Dinner parties, vacations, long afternoons that blurred together into something polished and effortless, every moment curated and contained within the kind of life that looked perfect from the outside.

How many times did Phillip say things like that?

How many times did I laugh, dismiss it, decide it wasn’t worth the discomfort of questioning?

And how many times did Whitney do the same, smoothing over the edges, explaining him in a way that made everything easier for the rest of us to accept?

A slow, heavy guilt settles in, spreading through me with a weight that feels impossible to shake.

I should have seen it.

Not just heard it, but understood it, recognized the shift in Whitney before it became something irreversible. The way her smile stopped reaching her eyes, the way she seemed to withdraw just slightly, like she was holding something back that she couldn’t quite bring herself to say.

But I didn’t look closely enough. I didn’t ask. I let it exist in that comfortable space where nothing has to be named to be ignored.

The last dinner we had at their house rises to the surface without effort, as if it has been waiting there, ready to be examined.

It had felt off even then, though I didn’t say it out loud, didn’t allow myself to linger on the feeling long enough to define it.

Phillip had been louder than usual, sharper, his words edged with something that felt more aggressive than entertaining, and he drank too much, spoke too much, filled every silence before it had the chance to exist.

Whitney barely spoke at all.

She moved through the evening quietly, picking at her food, her wine untouched, her attention slipping in and out of the room as if she wasn’t fully present in it.

At one point, she looked at me.

Just for a second.

And she smiled.

It was small, controlled, the kind of smile that asks you not to look any closer, not to question what sits just beneath it.

I’m fine. Don’t worry about me.

And I didn’t.

I let that be enough.

My throat tightens at the memory, and I press my lips together, willing the emotion back before it can fully surface, but it lingers anyway, sharp and insistent.

I should have asked.

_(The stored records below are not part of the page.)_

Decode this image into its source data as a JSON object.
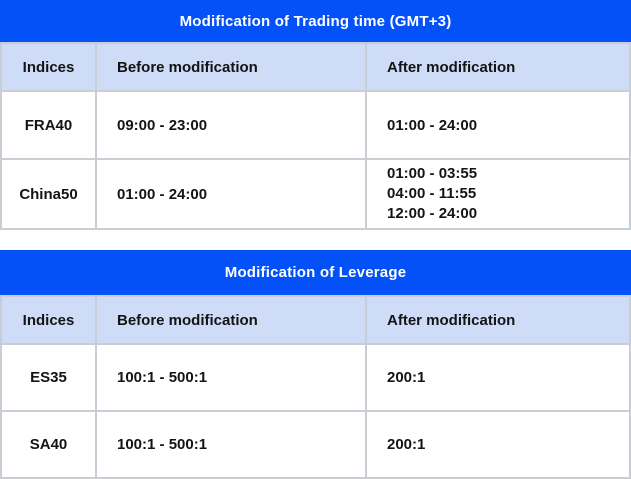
{
  "colors": {
    "banner": "#0351f7",
    "header_row": "#cedcf8",
    "grid_border": "#c9ced4",
    "title_text": "#ffffff",
    "body_text": "#141414",
    "page_bg": "#ffffff"
  },
  "tables": [
    {
      "title": "Modification of Trading time (GMT+3)",
      "columns": {
        "indices": "Indices",
        "before": "Before modification",
        "after": "After modification"
      },
      "rows": [
        {
          "index": "FRA40",
          "before": "09:00 - 23:00",
          "after": "01:00 - 24:00"
        },
        {
          "index": "China50",
          "before": "01:00 - 24:00",
          "after": [
            "01:00 - 03:55",
            "04:00 - 11:55",
            "12:00 - 24:00"
          ]
        }
      ]
    },
    {
      "title": "Modification of Leverage",
      "columns": {
        "indices": "Indices",
        "before": "Before modification",
        "after": "After modification"
      },
      "rows": [
        {
          "index": "ES35",
          "before": "100:1 - 500:1",
          "after": "200:1"
        },
        {
          "index": "SA40",
          "before": "100:1 - 500:1",
          "after": "200:1"
        }
      ]
    }
  ]
}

I should have pushed. I should have made it real instead of letting it stay in that quiet, unspoken place where it couldn’t be confronted.

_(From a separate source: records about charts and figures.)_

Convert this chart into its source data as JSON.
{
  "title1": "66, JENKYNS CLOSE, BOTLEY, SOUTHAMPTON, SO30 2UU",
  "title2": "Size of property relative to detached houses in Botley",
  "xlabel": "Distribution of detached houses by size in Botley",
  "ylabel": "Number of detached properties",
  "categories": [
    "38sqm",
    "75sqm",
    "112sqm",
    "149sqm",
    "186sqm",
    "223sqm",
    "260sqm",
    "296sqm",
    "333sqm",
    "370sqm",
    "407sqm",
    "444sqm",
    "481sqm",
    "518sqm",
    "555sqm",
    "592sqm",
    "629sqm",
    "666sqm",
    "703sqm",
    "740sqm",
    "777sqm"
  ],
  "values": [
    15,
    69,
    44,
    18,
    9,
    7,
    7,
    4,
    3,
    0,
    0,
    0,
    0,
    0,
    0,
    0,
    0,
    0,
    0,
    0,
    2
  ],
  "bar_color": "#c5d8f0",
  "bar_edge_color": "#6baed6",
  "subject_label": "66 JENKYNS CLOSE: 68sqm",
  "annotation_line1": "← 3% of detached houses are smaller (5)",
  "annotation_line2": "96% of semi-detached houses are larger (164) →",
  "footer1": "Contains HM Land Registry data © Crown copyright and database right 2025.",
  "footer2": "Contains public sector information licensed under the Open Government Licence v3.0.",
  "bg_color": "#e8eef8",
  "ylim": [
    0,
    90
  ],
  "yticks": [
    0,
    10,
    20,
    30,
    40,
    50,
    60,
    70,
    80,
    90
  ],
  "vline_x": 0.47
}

Now she’s gone, and all that’s left are fragments that don’t quite fit together, pieces of something I should have understood when it still mattered.

I lean back against the headboard, my gaze fixed on the ceiling, my thoughts circling back to the same place no matter how far I try to push them.

Phillip’s voice.

That laugh.

That certainty.

Maybe it was nothing.

Maybe it was just another careless remark, another exaggerated version of himself that was easier to dismiss than to examine.

But maybe it wasn’t.

Maybe it meant something.

And maybe I missed it.

Bennett shifts beside me, his hand finding my arm in his sleep, warm and steady, grounding me in a way that almost makes the rest of it feel distant, but not enough to quiet it completely.

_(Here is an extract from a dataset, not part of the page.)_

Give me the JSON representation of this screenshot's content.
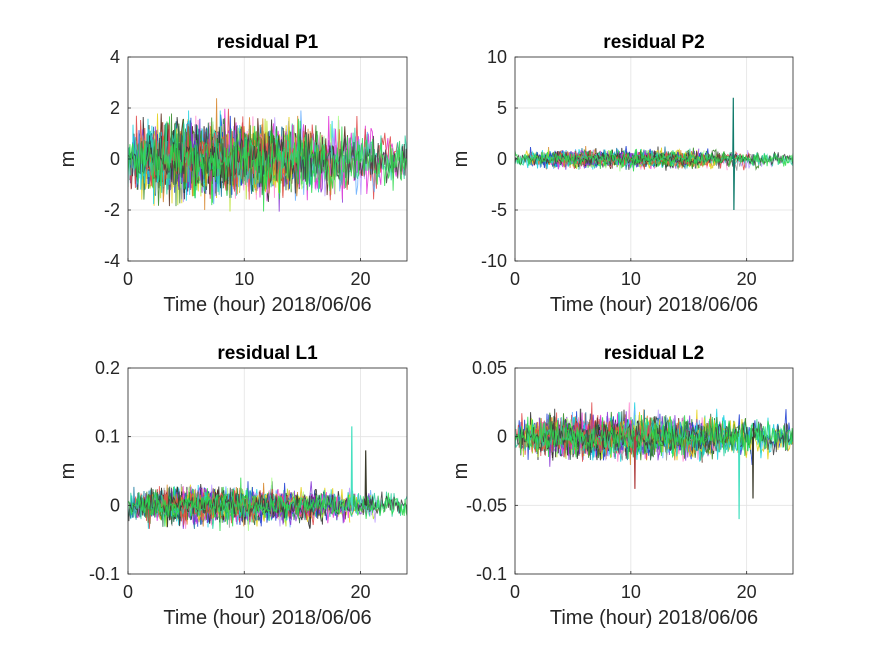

I close my eyes, focusing on that single point of contact, on the rhythm of his breathing, on anything that feels stable and real, but the thought remains, quiet and persistent.

I don’t know what’s real anymore.

I don’t know if I’m uncovering something that was always there or creating something out of guilt and grief and everything I failed to see.

But I do know this.

I’m not letting it go.

Not now.

Not when something is beginning to take shape.

No matter how far back I have to go or how carefully I have to pull it apart, I will find out what happened to Whitney.

I owe her that much.

I owe her the truth, whatever it turns out to be.